Vali Avni Çakır ayrıca, konteynır dükkanlardan afetzedelerin hiçbir ücret ödemeden alış-veriş Yaptığını, mutfak ihtiyaçlarını karşıladığını belirtirken şu noktanın altını çizdi:
“Bizim insanımız gerçekten kadirşinas. Ücretsiz diyerek saldırmıyor, ne kadar ihtiyacı varsa o kadar alıyor”.
Aynı hususu biz yardım paketlerini dağıtırken de yaşadık. Ayancık –Bozkurt arasında yol güzergahında evi çamurlu Metin Örnek’e koli teslimi yaparken yanımızdan geçen bir bayana “size de verelim dedik?” “Yok abla ben eşyalarımın bir bölümünü kurtardım, başkasına verin, ihtiyaç görülsün” dedi.
BÖYLE BAKANA BÖYLE KAYMAKAM
Biz oradayken askerler meydanda çamurlu bir alanı temizleyip düzleştiriyorlardı. Bozkurt’a yeni atanan Kaymakam Murat Atıcı baktım onlarla beraber elinde kürek çamurları atıyor. Kendisi Giresun’un Dereli İlçesi’nden daha 24 saat olmamıştı ataması yapılalı. Dereli daha önce bir afet yaşadığı için deneyimli. Buradaki kaymakamla yer değiştirdi. Ne kadar isabetli olduğu da ortada. Bakanı çizmeleriyle sahada ise kaymakamı da elinde kürekle sahada.
Zaten oradaki insanlara devletin sıcaklığını, güvenini veren de işte bu görüntüler oluyor.
ÇEVRE VE ŞEHİRCİLİK BAKANI KURUM DA ORADA
Bölgeye her gün en az iki ya da üç bakan gelerek görev alanına göre çalışıyor. Çevre ve Şehircilik Bakanı Murat Kurum da Bakan Soylu gibi 15 gündür afet bölgesinden ayrılmıyor. Hangi bina ne kadar hasarlı, hangi bina yıkılacak, hangi binalar onarılacak hepsiyle tek tek ilgileniyor. Dün dere kenarında inceleme yaparken görüştüğümüzde bölgenin en geç bir ay sonunda moloz yığınlarından da arındırılıp yeniden inşasına başlanacağını ve bir yıl gibi kısa sürede de yeniden yapılandırılacağını söyledi. Hayalet binaları işaret ederek dedi ki:
“6 bin bina var, 6 bin nüfus. Yani bina sayısı nüfusa göre çok fazla. Genelde bu bölgede görüyorsunuz evlerde kalan yok. Çünkü çoğu İstanbul’da ikamet ediyor, yaz aylarında geliyorlar. Afet sonrası birçoğu İstanbul’a geri döndü. Kalanlara da binalarında jeneratör bağladık, elektrik ihtiyaçlarını karşılamak için. Buradaki binaların alt katlarını çamurdan arındırdık ama hala ıslak. O yüzden elektrik veremiyoruz. Su vermeye başladık ama sadece kullanım için”.

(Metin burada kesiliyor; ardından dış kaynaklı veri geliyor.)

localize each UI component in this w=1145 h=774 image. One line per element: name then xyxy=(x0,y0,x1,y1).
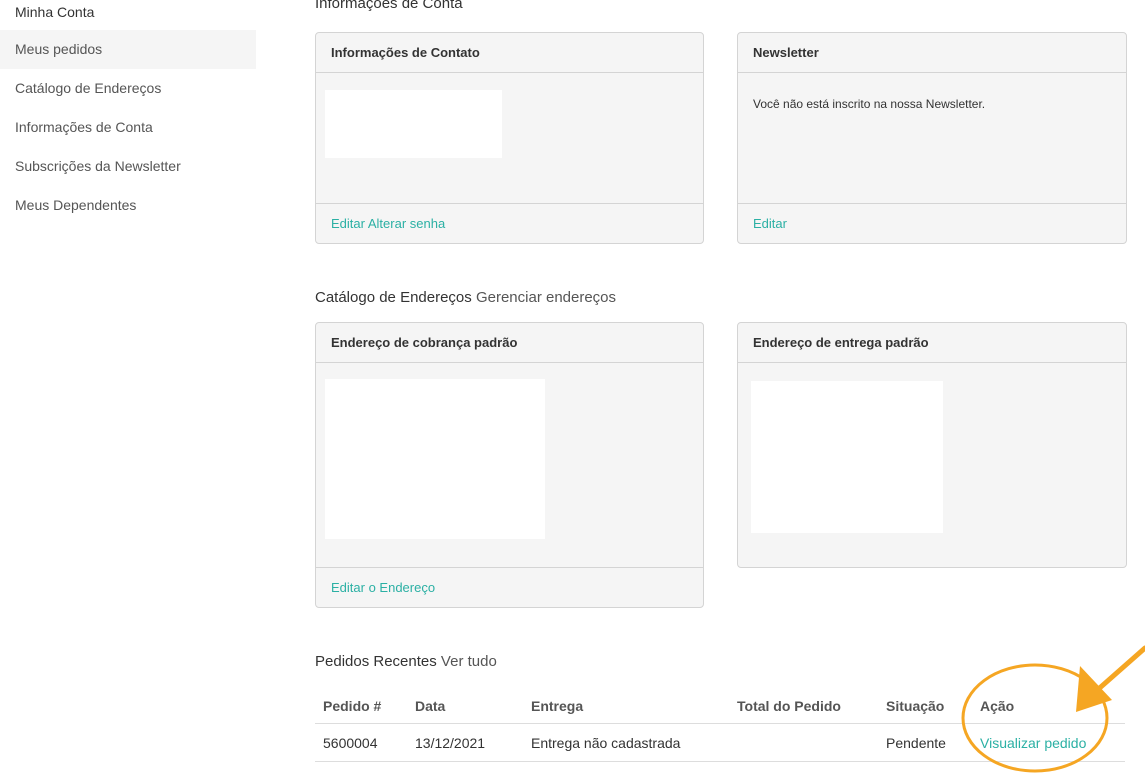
table-header-row: Pedido # Data Entrega Total do Pedido Si… xyxy=(315,689,1125,724)
sidebar-item-account-info[interactable]: Informações de Conta xyxy=(0,108,256,147)
column-shipping: Entrega xyxy=(523,689,729,724)
sidebar-item-my-account[interactable]: Minha Conta xyxy=(0,0,256,30)
order-action-cell: Visualizar pedido xyxy=(972,723,1125,762)
shipping-address-card: Endereço de entrega padrão xyxy=(737,322,1127,568)
view-all-orders-link[interactable]: Ver tudo xyxy=(441,653,497,670)
shipping-address-content xyxy=(751,381,943,533)
order-total-cell xyxy=(729,723,878,762)
newsletter-card-title: Newsletter xyxy=(738,33,1126,73)
shipping-address-card-title: Endereço de entrega padrão xyxy=(738,323,1126,363)
sidebar-item-my-orders[interactable]: Meus pedidos xyxy=(0,30,256,69)
contact-info-card-title: Informações de Contato xyxy=(316,33,703,73)
account-info-title: Informações de Conta xyxy=(315,0,463,12)
contact-info-card-footer: Editar Alterar senha xyxy=(316,203,703,243)
edit-newsletter-link[interactable]: Editar xyxy=(753,216,787,231)
sidebar-item-newsletter-subscriptions[interactable]: Subscrições da Newsletter xyxy=(0,147,256,186)
recent-orders-title: Pedidos Recentes Ver tudo xyxy=(315,653,497,670)
billing-address-content xyxy=(325,379,545,539)
column-date: Data xyxy=(407,689,523,724)
billing-address-card-title: Endereço de cobrança padrão xyxy=(316,323,703,363)
change-password-link[interactable]: Alterar senha xyxy=(368,216,445,231)
column-order-number: Pedido # xyxy=(315,689,407,724)
edit-address-link[interactable]: Editar o Endereço xyxy=(331,580,435,595)
sidebar-item-address-book[interactable]: Catálogo de Endereços xyxy=(0,69,256,108)
newsletter-card-footer: Editar xyxy=(738,203,1126,243)
recent-orders-heading: Pedidos Recentes xyxy=(315,653,437,670)
order-date-cell: 13/12/2021 xyxy=(407,723,523,762)
column-action: Ação xyxy=(972,689,1125,724)
recent-orders-table: Pedido # Data Entrega Total do Pedido Si… xyxy=(315,689,1125,762)
edit-contact-link[interactable]: Editar xyxy=(331,216,365,231)
address-book-title: Catálogo de Endereços Gerenciar endereço… xyxy=(315,289,616,306)
newsletter-status-text: Você não está inscrito na nossa Newslett… xyxy=(753,97,986,111)
billing-address-card-footer: Editar o Endereço xyxy=(316,567,703,607)
column-status: Situação xyxy=(878,689,972,724)
order-shipping-cell: Entrega não cadastrada xyxy=(523,723,729,762)
contact-info-card: Informações de Contato Editar Alterar se… xyxy=(315,32,704,244)
order-status-cell: Pendente xyxy=(878,723,972,762)
column-order-total: Total do Pedido xyxy=(729,689,878,724)
account-sidebar: Minha Conta Meus pedidos Catálogo de End… xyxy=(0,0,256,225)
sidebar-item-my-dependents[interactable]: Meus Dependentes xyxy=(0,186,256,225)
billing-address-card: Endereço de cobrança padrão Editar o End… xyxy=(315,322,704,608)
contact-info-content xyxy=(325,90,502,158)
newsletter-card: Newsletter Você não está inscrito na nos… xyxy=(737,32,1127,244)
address-book-heading: Catálogo de Endereços xyxy=(315,289,472,306)
order-number-cell: 5600004 xyxy=(315,723,407,762)
account-info-heading: Informações de Conta xyxy=(315,0,463,12)
manage-addresses-link[interactable]: Gerenciar endereços xyxy=(476,289,616,306)
view-order-link[interactable]: Visualizar pedido xyxy=(980,735,1086,751)
table-row: 5600004 13/12/2021 Entrega não cadastrad… xyxy=(315,723,1125,762)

Bu arada bizlerin yaptığı yardımlara teşekkür edip” Milletimizle el ele yaraları sarıyoruz. Sağ olsun bizim milletimiz böyle zamanlarda elinde ne varsa yağdırıyor. Allah hepsinden razı olsun” dedi.
Sonuç itibariyle burada afet sonrası kimse “nerede bu devlet?” diye bağırmıyor, serzenişte bulunmuyor. Çünkü devlet yanlarında. Siz bakmayın parti genel başkanlarına. Ya da ortalığı bulandırıp algı yürütmeye çalışanlara. Biz gittik, gördük. Duyduk.
“Allah devletimizi başımızdan eksik etmesin. Allah devletimize zeval vermesin. Her bir şeyimizi karşıladı, karşılıyor. Askerimiz, polisimiz, jandarmamız, bakanlarımız, valilerimiz, kaymakamlarımız bakın hep yanımızda” deniyor da başka bir söz söylenmiyor.